A 40-year-old music producer in Moscow who had military training at the university also had officers banging repeatedly on the door of an apartment he owns but rents out.

“I’m against war, I’ve never hit anybody in my life,” said the producer, sitting in a dimly lit room of his music studio decorated with Soviet paraphernalia. “When problems are solved by violence, it is the most primitive way, a return to the animal state.”

The producer moved away from his wife and children and spent nights on the sofa in the studio, shaken after hearing that his friend, who was also on the run, had been served a note by police officers who stopped his car.

Most of the producer’s friends left Russia, and his wife begged him to follow suit, even threatening him with divorce. But he refused, saying he would not allow Putin to “evaporate” the life he had built in Moscow.

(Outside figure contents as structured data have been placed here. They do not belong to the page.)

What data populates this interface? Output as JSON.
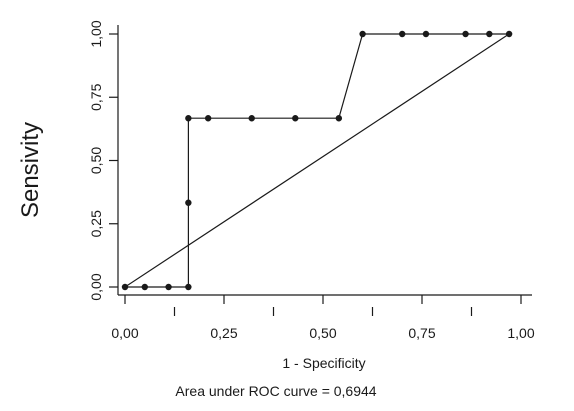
{
  "chart_data": {
    "type": "line",
    "title": "",
    "xlabel": "1 - Specificity",
    "ylabel": "Sensivity",
    "xlim": [
      0,
      1
    ],
    "ylim": [
      0,
      1
    ],
    "x_ticks": [
      "0,00",
      "0,25",
      "0,50",
      "0,75",
      "1,00"
    ],
    "y_ticks": [
      "0,00",
      "0,25",
      "0,50",
      "0,75",
      "1,00"
    ],
    "grid": false,
    "legend": "none",
    "annotation": "Area under ROC curve = 0,6944",
    "series": [
      {
        "role": "roc-curve",
        "x": [
          0.0,
          0.05,
          0.11,
          0.16,
          0.16,
          0.16,
          0.21,
          0.32,
          0.43,
          0.54,
          0.6,
          0.7,
          0.76,
          0.86,
          0.92,
          0.97
        ],
        "y": [
          0.0,
          0.0,
          0.0,
          0.0,
          0.333,
          0.667,
          0.667,
          0.667,
          0.667,
          0.667,
          1.0,
          1.0,
          1.0,
          1.0,
          1.0,
          1.0
        ]
      },
      {
        "role": "reference-line",
        "x": [
          0.0,
          0.97
        ],
        "y": [
          0.0,
          1.0
        ]
      }
    ],
    "colors": {
      "ink": "#1a1a1a",
      "background": "#ffffff"
    }
  }
}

“I never cared about Russia, I always considered myself a person of the world,” said the producer. “But when the war started, it kind of turned my thought process around. … I decided I wasn’t going to run. I am a full resident of this country and just because someone has gone off the rails doesn’t mean I have to give up my house, my beliefs and my job.

He continues to live “off the grid” – avoiding the subway, crossing the street if he sees someone in uniform, and most of all, keeping his phone off to avoid being tracked. “I think you should choose a maximum security strategy if you decided to stay here,” he said. “The situation could get worse. Rumor has it that there will be a second wave of sets, and then maybe a third.